Tuesday, October 19, 2010

Sharing the Ladle

I attended high school in southwest Georgia, in a small town whose racial tension had been so profound that Life Magazine had done a feature story on the subject. By the time I was in junior high school, the "separate but equal" lie had been exposed, and our population's 65% of black students and 35% of white students warily attended school together. My vague memories of that time include awareness of a great deal of fear on the part of the adults of the town as cultures were artificially conjoined. Of course, it wasn't long until the kids made friends and began to get along. Still, there was a great deal of tension throughout the town.

Like many places throughout our country, our town strongly supported our high school's football team. During those days in which the society at large was so divided, the Friday night football field was a place of unity and pride. And during the darkest days of suspicion and anger over racial integration, the students and coaches on the team provided a lasting metaphor that lowered the temperature of the hatred that had simmered since reconstruction. They shared a ladle. In those long-ago days, there weren't dozens of squeeze bottles of sports drinks on the sidelines, with students whose job it was to squirt the liquid through the faceguards of the athletes. There was just a water bucket on the bench, with a ladle in it. So thirsty students had to come to the bench, remove their helmet (revealing the color of their face), and drink from the ladle. As the athletes cooled down, so did the ridiculous fears of the people who thought contact with the people of the other race would result in some sort of contamination.

Racial integration dominated the needs of communities in my youth, but there is never a shortage of reasons for today's society to learn to share with one another, and reduce their level of suspicion and fear. If I watch too much political coverage on television, or fail to reach the "mute" button when the campaign ads interrupt a program, I can easily hear a message that says I should suspect all my neighbors, most of my friends, and even my own government. Nothing should be shared, I am on my own.

Just as the false premises that propped up racial discrimination were undone by the sharing of a water ladle, today's falsehoods regarding our shared lives in a time of financial uncertainty can be disproved by those of us whose work brings art to the community. The words our neighbors hear on "news" channels, chatrooms and around water coolers are bleak and ugly. We must bring them poetry of beauty and meaning. The sounds they hear are desperate and hyperbolic, with each headline accompanied by a sound effect to increase its impact, and drive-time radios tuned to shrill voices of dropouts who now have all the answers. We must bring them the sounds of compositions whose form and structure lead to serene understanding, and whose melody and harmony lead to aesthetic sensibility. And the people our neighbors see around them look like them. They have been taught to fear others from financial, social, political or religious groups different from their own. We must exhibit choirs and orchestras, libraries and museums, whose art and artists are different from one another, and whose beauty is enhanced by the diversity. We must unapologetically insist that if our neighbors will share our artistic ladle, their thirst will be satisfied.

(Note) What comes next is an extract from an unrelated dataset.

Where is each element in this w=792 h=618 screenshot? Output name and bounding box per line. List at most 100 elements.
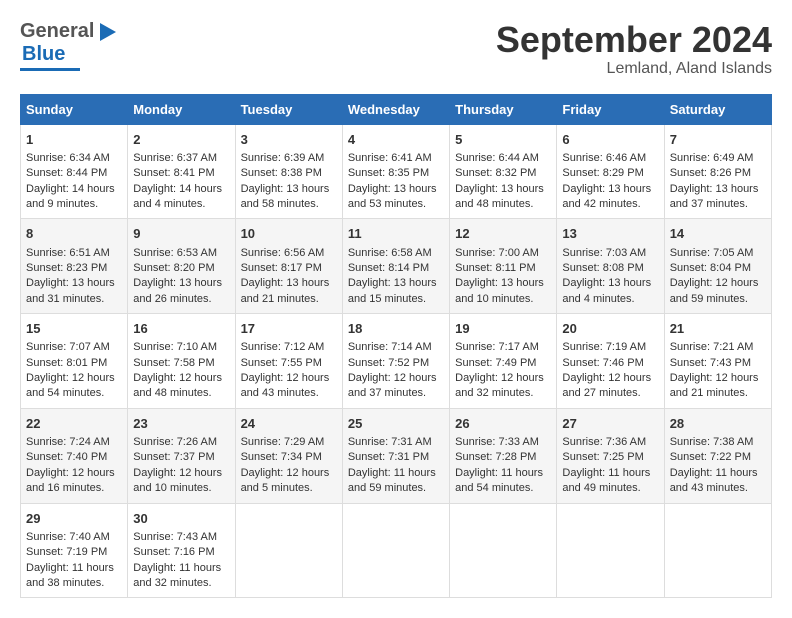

As the artists of the community, we must show how important community can be. We are richer when we are sharing than when we are hoarding. We are safer when we are trusting than when we are suspecting. Our concerts can become the events in which the disparate parts of our society sit together, observe an act of unselfish beauty, and learn to live together. A poor person can observe the singing of a rich choir member and experience beauty rather than resentment. A rich person can hear the playing of a poor person and observe diligence and discipline, and stop blaming them for their poverty. Liberals and conservatives can see each other as multi-dimensional people, rather than as caricatures. And our rehearsals can be places of level ground, where "artist" is our label, and other criteria are not used to judge one another.

Financially difficult times have left us all thirsty. As artists, a fountain of beauty is ours to distribute. We should invite everyone to drink, and pass the ladle until all are satisfied.